Moreover, given the excess capacity in several regions, particularly the world’s leading producer China, prices should remain weak. The world crude steel capacity utilisation ratio declined to 72 per cent in May 2015, down from 75.5 per cent a year ago.

With a continued contraction in domestic demand in China, the onslaught of exports from the country looks set to continue. This could keep domestic steel prices under pressure, unless significant protection in the form of higher import duties is provided. Recent hikes in import duty on certain steel products are unlikely to act as a deterrent, given that domestic steel prices still exceed imported steel prices.

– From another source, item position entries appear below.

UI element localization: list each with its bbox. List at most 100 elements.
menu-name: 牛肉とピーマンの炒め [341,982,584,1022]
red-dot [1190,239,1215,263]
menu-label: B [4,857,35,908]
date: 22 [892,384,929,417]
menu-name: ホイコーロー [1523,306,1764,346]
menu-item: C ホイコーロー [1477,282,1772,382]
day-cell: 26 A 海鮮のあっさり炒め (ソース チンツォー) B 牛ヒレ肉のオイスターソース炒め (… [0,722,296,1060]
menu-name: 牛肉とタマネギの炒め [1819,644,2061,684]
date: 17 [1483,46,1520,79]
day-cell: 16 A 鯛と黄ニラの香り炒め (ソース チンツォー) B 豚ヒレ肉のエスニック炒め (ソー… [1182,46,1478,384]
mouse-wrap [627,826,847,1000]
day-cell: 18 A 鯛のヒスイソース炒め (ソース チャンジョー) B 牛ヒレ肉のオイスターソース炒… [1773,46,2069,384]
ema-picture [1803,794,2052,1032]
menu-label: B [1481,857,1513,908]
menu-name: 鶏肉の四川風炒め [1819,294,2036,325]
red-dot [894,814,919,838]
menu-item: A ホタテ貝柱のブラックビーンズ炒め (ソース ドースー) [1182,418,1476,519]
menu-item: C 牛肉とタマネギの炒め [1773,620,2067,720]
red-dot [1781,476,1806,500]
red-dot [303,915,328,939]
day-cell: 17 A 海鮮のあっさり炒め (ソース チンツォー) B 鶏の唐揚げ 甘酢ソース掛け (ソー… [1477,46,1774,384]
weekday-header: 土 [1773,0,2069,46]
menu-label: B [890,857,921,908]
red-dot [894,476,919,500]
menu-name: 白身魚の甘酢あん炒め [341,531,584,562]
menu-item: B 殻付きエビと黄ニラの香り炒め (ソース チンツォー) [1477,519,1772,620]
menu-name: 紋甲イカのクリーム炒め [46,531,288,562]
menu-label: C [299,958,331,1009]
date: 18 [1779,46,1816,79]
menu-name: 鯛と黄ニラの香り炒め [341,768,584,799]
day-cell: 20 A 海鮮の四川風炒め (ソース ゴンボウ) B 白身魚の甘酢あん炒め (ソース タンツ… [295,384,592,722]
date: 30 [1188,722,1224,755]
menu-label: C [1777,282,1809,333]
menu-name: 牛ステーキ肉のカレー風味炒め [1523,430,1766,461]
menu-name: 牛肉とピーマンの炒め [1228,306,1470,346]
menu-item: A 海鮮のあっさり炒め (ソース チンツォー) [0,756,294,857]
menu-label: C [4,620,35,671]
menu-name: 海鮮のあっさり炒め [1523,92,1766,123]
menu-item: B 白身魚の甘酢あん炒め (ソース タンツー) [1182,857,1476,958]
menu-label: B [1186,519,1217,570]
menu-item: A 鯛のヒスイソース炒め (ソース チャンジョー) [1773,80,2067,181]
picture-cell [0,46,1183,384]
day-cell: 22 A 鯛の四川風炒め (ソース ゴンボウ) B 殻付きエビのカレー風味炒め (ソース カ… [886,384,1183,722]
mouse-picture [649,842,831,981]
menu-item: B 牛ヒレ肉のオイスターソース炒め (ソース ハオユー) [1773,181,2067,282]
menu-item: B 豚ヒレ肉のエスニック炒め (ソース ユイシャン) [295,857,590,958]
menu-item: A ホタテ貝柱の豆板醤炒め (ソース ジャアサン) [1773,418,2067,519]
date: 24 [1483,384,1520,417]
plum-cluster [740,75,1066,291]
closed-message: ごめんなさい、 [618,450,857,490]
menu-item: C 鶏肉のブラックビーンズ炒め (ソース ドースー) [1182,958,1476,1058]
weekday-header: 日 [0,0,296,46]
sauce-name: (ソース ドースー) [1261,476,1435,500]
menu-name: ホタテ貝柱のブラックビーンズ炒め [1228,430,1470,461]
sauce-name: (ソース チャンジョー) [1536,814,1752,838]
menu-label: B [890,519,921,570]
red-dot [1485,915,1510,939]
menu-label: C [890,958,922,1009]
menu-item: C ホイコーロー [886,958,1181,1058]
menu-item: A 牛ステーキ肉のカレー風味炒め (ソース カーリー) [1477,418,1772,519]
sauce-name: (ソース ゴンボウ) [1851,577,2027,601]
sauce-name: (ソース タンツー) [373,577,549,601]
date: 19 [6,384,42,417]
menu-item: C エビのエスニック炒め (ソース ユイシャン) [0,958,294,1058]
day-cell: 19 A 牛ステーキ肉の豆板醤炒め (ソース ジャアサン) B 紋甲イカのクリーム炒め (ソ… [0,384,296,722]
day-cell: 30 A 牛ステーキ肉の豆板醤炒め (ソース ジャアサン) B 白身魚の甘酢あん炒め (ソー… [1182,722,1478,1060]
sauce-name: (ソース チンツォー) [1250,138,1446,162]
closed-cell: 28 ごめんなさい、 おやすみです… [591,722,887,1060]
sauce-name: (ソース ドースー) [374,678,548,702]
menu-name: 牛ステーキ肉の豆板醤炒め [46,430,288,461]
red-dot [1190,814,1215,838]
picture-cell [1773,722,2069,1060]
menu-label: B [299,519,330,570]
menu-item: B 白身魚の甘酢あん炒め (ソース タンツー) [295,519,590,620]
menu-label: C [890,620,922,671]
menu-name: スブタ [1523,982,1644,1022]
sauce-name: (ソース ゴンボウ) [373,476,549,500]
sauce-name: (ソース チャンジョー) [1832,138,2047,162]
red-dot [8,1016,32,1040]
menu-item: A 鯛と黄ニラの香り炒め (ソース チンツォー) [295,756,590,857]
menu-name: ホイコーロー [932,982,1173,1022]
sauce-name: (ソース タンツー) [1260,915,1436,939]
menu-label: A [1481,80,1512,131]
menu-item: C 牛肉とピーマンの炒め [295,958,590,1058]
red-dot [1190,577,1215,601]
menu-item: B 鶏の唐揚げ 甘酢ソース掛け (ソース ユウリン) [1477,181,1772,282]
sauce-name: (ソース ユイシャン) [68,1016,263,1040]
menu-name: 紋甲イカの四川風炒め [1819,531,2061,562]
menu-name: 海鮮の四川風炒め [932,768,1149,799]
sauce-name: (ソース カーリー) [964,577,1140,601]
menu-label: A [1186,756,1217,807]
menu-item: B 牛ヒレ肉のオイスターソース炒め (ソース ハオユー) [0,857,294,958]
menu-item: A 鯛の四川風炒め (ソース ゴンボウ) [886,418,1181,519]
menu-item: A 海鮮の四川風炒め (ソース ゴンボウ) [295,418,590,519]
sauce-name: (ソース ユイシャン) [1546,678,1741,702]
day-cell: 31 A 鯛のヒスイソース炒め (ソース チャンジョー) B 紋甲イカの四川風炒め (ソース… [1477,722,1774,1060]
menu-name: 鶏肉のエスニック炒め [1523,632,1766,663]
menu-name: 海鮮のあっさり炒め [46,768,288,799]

Less money for every tonne While SAIL has a strong balance sheet, its operational performance has been far from satisfactory despite having access to captive mines for its entire iron ore requirement. High employee costs and a subdued revenue growth have impacted the company’s operational profitability.

SAIL, with an annual steel production capacity of close to 13 million tonnes, manufactures both semis (semi-finished steel products) and finished steel products (both flat and long). The low-margin semis today account for 12 per cent of the company’s steel sales, up from 9 per cent share in 2011-12.

On EBITDA (operating profit) per tonne of steel sold, a key performance metric, its peers, such as JSW Steel and Tata Steel have done better, partly by improving the proportion of high-margin value-added steel products that provide end-users, such as automakers, an alternative to expensive imports. Though lower than in the year-ago period, JSW Steel (India operations) reported an operating profit per tonne of ₹4,839 and Tata Steel ₹5,523 in the June 2015 quarter.

In contrast, SAIL reported a loss of ₹313 per tonne in June 2015, down from a profit per tonne of ₹4,031 in the June 2014 quarter, at the operating level.

Weak financial performance SAIL reported a 16 per cent year-on-year decline in revenue to ₹9,503 crore in the June 2015 quarter, much sharper than that in previous quarters.

This was largely the result of lower sales realisations. It also reported loss of ₹84 crore at the operating level and ₹322 crore at the net level during this period. For the full 2014-15 fiscal, SAIL reported 2 per cent fall in revenue to ₹45,844 crore.

But thanks to lower coking coal cost, operating profit grew 15 per cent to ₹4,635 crore. Higher interest expense however dented net profit, which declined 19.5 per cent to ₹2,118 crore during the year.

Expanding capacity SAIL’s capacity expansion can also be limited by the subdued outlook for the global steel industry.

A large part of the increase in capacity this fiscal has been in the form of an additional 3.8 million tonnes per annum of crude steel production at the company’s steel plants at Burnpur in West Bengal and at Rourkela in Odisha, rather than higher production of value-added steel.